Breatharians often practice sungazing as well. This is, well, this is just as it sounds: gazing into the sun purposely. The idea is that the energy of the sun will be absorbed directly through the face-peepers. You know, cutting out that pesky middleman, plant-based life. I do recall being told more than once as a child not to stare at the sun. Even as a child I was a little insulted to have to be told this. That someone considered me the kind of kid who would become partially blind before realizing that the burning light entering my retinas was perhaps unhealthy for them hurt my young feelings.

“You want to sign the card for Jim?” 
“Sure, what happened to Jim?”
“Oh, Jim? He went partially blind.”
“Oh man, that’s terrible, what happened?”
“Sun-gazing.”
“What?”
“He stared directly into the sun for an hour and then burnt his retinas to shit.”
“Oh . . . like, on purpose? Someone didn’t set him facing the sun with that device thingy from a Clockwork Orange as some kind of sadistic method of torture?”
“No, he was trying to absorb the sun’s energy. He deliberately stared directly into the sun.”
“Uuuh, I mean, if he’s partially blind he can’t read whether I signed the card or not, right?” 
“I suppose, but . . .”
“Gotta go.”

 Now, my hope is that every single person who reads this will have already independently come to the conclusion that both breatharianism and sun-gazing have reset the barometer of human stupidity to an entirely new level. This is the level of stupidity that can result in blindness or starvation but without the sympathy that these tragedies normally entail.

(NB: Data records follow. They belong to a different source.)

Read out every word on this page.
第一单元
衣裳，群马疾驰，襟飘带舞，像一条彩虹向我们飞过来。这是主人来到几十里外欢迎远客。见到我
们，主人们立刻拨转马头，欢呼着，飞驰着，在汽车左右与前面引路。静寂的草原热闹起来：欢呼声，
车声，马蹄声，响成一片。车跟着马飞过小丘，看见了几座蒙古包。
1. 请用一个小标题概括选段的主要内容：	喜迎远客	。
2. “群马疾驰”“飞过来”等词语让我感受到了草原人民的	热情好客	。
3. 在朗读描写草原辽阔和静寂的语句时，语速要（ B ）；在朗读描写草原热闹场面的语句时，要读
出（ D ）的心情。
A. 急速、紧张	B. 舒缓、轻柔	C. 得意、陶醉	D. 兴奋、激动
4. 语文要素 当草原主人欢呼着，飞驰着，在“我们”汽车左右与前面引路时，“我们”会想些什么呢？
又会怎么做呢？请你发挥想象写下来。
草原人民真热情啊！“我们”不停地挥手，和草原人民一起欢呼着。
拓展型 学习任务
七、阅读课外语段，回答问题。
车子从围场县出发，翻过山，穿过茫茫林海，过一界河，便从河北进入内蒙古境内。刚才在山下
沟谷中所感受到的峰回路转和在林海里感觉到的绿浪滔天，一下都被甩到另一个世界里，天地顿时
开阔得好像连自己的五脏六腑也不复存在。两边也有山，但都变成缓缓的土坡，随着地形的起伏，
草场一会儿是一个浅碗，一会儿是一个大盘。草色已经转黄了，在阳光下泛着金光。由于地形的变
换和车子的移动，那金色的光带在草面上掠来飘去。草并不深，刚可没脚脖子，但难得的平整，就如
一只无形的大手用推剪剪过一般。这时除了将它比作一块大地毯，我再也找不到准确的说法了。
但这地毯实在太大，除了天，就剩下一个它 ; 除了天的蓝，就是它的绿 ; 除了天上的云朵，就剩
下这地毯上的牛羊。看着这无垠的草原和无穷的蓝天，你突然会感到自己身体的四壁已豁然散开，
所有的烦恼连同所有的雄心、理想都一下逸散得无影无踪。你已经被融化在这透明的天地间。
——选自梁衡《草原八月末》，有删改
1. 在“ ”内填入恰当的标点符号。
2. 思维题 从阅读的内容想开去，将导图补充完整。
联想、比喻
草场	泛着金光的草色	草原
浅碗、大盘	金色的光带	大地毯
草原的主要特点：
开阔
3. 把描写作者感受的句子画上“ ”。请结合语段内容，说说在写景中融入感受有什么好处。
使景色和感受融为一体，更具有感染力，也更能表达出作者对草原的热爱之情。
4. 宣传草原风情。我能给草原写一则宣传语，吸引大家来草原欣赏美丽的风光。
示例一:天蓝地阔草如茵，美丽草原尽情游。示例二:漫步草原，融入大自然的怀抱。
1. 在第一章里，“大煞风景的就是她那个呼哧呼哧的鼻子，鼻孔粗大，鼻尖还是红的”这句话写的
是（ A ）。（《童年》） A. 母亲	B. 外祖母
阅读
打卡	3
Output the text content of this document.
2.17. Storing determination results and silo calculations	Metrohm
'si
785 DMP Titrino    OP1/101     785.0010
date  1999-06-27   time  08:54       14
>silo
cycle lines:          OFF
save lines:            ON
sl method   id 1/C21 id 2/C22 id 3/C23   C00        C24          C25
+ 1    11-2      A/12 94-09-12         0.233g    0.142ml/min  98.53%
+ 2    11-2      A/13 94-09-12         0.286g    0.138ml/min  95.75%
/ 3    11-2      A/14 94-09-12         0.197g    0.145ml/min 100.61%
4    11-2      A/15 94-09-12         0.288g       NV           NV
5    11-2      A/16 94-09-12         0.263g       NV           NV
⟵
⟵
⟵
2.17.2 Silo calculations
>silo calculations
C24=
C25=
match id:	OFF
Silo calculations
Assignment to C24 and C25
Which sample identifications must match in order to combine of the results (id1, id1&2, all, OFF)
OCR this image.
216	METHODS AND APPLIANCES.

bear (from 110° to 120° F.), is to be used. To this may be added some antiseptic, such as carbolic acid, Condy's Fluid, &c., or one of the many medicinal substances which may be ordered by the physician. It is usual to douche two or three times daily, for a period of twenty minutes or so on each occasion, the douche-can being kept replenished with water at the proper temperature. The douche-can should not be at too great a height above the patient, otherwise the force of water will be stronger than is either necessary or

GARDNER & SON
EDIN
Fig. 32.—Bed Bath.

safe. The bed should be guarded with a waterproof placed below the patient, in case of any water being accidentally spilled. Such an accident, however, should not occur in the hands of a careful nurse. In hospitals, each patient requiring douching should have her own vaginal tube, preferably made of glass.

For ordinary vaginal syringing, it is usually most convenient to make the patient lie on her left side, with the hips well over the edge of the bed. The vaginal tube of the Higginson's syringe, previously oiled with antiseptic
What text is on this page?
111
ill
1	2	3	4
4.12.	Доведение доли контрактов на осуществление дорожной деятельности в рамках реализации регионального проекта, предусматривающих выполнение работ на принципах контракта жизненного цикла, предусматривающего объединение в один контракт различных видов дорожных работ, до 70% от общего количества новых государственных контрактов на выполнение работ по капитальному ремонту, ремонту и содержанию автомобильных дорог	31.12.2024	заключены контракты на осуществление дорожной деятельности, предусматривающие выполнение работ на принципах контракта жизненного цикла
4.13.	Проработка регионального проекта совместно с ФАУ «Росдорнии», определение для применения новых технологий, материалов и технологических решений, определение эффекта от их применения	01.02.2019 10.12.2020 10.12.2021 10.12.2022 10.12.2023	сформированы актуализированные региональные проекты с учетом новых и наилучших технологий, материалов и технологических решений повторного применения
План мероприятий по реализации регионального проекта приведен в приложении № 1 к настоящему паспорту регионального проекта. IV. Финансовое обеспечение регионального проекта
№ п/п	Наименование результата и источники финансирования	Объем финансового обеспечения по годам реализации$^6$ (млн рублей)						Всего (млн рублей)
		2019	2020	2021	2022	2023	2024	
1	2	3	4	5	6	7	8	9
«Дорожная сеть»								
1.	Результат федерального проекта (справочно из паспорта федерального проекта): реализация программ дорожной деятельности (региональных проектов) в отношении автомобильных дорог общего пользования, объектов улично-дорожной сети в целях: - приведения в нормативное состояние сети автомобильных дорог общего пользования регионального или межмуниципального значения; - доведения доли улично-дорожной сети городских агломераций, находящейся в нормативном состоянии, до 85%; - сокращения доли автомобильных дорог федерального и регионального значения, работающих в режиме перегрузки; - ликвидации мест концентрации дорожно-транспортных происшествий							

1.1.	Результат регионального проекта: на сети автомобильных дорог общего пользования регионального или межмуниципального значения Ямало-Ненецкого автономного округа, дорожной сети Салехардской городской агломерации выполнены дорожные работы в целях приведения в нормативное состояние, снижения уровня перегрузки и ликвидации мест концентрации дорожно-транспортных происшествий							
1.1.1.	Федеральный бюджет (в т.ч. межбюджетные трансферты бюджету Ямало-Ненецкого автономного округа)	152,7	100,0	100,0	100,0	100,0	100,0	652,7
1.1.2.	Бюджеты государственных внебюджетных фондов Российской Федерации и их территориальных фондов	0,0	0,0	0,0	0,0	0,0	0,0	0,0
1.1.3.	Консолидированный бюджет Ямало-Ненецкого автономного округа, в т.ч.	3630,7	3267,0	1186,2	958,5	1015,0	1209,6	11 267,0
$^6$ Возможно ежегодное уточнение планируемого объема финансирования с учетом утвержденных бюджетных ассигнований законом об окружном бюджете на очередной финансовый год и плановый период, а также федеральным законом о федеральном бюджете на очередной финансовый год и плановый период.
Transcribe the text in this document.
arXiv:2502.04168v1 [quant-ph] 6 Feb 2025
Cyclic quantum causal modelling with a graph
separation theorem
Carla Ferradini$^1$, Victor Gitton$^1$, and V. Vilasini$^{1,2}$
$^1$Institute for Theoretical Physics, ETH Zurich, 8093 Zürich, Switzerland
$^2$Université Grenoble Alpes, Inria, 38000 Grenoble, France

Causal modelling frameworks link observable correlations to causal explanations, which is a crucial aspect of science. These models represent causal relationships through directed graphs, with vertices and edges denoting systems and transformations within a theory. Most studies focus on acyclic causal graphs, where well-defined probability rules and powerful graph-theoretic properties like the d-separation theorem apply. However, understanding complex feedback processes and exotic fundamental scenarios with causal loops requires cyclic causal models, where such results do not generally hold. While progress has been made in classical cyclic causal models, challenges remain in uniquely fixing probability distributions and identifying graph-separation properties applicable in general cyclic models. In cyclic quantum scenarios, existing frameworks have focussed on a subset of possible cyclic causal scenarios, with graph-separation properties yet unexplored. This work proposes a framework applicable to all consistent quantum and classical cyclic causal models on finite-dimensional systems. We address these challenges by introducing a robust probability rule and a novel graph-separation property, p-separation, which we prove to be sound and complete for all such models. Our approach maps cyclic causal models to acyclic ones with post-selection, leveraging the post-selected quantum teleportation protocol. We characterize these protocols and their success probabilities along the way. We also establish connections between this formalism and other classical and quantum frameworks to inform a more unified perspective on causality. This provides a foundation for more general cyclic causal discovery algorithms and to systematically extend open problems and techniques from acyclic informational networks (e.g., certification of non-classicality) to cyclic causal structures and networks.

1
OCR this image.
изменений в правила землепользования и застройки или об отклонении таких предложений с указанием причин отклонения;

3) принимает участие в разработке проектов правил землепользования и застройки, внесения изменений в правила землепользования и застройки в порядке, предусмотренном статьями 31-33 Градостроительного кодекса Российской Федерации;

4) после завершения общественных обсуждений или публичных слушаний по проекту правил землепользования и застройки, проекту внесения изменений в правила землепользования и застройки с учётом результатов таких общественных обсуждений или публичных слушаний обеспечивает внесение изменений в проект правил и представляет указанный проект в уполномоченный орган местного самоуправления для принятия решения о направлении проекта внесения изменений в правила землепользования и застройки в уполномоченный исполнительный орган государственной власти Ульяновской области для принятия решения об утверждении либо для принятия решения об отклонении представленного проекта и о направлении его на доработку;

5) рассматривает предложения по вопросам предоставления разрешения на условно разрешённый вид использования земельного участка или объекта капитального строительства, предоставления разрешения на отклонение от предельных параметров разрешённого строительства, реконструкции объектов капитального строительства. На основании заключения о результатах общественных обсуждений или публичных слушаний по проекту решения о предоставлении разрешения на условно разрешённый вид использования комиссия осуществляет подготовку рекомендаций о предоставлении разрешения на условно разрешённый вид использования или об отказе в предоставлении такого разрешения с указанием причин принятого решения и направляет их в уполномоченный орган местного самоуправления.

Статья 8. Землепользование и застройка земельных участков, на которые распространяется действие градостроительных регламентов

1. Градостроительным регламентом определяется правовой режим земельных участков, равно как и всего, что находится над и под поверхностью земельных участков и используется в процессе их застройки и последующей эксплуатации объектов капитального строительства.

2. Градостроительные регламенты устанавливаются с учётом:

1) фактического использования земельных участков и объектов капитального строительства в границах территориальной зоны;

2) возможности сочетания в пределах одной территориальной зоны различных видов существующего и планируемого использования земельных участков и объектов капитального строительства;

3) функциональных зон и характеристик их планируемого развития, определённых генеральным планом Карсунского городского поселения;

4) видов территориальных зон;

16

But how is it that we don’t hear about more breatharians and sun-gazers dying from a lack of water/food or going blind respectively? Surely, if people believed in breatharianism and were actually practicing it, they would die from a lack of nutrients. In the same way, if there were actual sun-gazers, they would be losing their burnt out retinas quicker than they could find braindead recruits to follow their foolish activity.

I believe the answer can be placed squarely on one constant of the human condition: our never-ending capacity for self-deception. If any of the practitioners of these two mad exercises sincerely believes that they only absorb nutrients through breathing in the energy of the universe or staring directly into the sun, it is only because they are lying to themselves and everyone else. In the same way an alcoholic underestimates the number of times they have had a social drink or a gambling addict underestimates how far under they are, a breatharian will not accurately estimate the number of drops of water and bits of food they’ve had and a sun-gazer will not correctly estimate how long they have gazed at the sun.